Validate inputs even though the schema provides first-line validation. The model might generate parameters that pass schema validation but are semantically invalid. A file path that passes the "string" type check might reference a file outside the allowed directory. A SQL query that is syntactically valid might attempt operations that should be denied. Defensive input validation is an important security practice.

Handle errors gracefully. When a tool call fails, return a clear error message that helps the model understand what went wrong and potentially retry with corrected inputs. Avoid exposing internal system details (stack traces, connection strings, file paths) in error messages, as these might be included in model responses visible to users.

Keep handler logic focused on the tool's purpose. A database query tool should execute the query and return results, not transform data, generate summaries, or make decisions about what to do next. Let the model handle interpretation and decision-making. The tool's job is to execute the requested operation and return the raw result.

Step 4: Add Resources and Prompts (Optional)

If your server has data that the model should be able to read without executing operations, expose it as resources. Resources are identified by URIs and can be static (always return the same data) or dynamic (generated on demand). A database server might expose table schemas as resources so the model can understand the database structure before writing queries.

Prompts are useful if you want to standardize how the model approaches tasks related to your server.
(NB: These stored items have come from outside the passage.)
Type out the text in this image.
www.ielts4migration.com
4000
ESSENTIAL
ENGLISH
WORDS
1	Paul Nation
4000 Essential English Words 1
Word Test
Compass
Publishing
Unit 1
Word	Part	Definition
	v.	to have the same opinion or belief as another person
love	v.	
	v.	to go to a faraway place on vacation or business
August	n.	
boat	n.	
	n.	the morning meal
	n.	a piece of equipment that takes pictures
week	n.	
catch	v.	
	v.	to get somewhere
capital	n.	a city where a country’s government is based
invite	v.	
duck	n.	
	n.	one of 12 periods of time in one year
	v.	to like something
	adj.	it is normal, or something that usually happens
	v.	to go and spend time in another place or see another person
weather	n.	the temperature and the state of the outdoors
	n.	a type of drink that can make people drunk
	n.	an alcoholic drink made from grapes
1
A code review server might include a prompt that defines the review criteria, output format, and evaluation rubric. Users can select the prompt to ensure consistent review quality across different conversations.

Resources and prompts are optional. Many production servers expose only tools, which cover the primary use case of executing operations on behalf of the model. Add resources and prompts when they meaningfully improve the model's effectiveness with your server.

Step 5: Test with an MCP Client

The fastest way to test your server is by connecting it to Claude Desktop or Claude Code. Add your server to the MCP configuration file, specifying the command to run your server (node for TypeScript, python for Python) and any required arguments or environment variables. Restart the host application, and your server should appear in the available tools.

Test each tool by asking the model to use it in natural language. Verify that the model discovers your tools, understands when to use them from the descriptions, generates correct arguments, and handles the results appropriately. If the model struggles to use a tool correctly, the description or schema likely needs improvement.

The MCP Inspector tool (available through npx @modelcontextprotocol/inspector) provides a dedicated testing interface. It connects to your server, displays the available tools with their schemas, lets you invoke tools manually with specific arguments, and shows the raw JSON-RPC messages for debugging. Use the Inspector for systematic testing before connecting to a full AI host.

Step 6: Package and Distribute

For TypeScript servers, package your server as an npm package with a bin entry that points to the server executable. Users install it with npm and run it with npx. Include clear documentation about configuration requirements (API keys, connection strings, environment variables) and the tools your server exposes.

For Python servers, package your server as a PyPI package with a console script entry point. Users install it with pip or uvx and run it directly. Include a README with configuration instructions and tool descriptions.

Write a comprehensive README that includes the list of tools with descriptions, required configuration (environment variables, API keys), example usage with a sample conversation, and security considerations. A good README helps users evaluate whether your server meets their needs and configure it correctly.

Key Takeaway

Building an MCP server is straightforward with the official SDKs. Focus your effort on writing clear tool descriptions and robust handler implementations. The SDK handles all protocol mechanics. Test with the MCP Inspector and Claude Desktop before distribution, and write thorough documentation for users.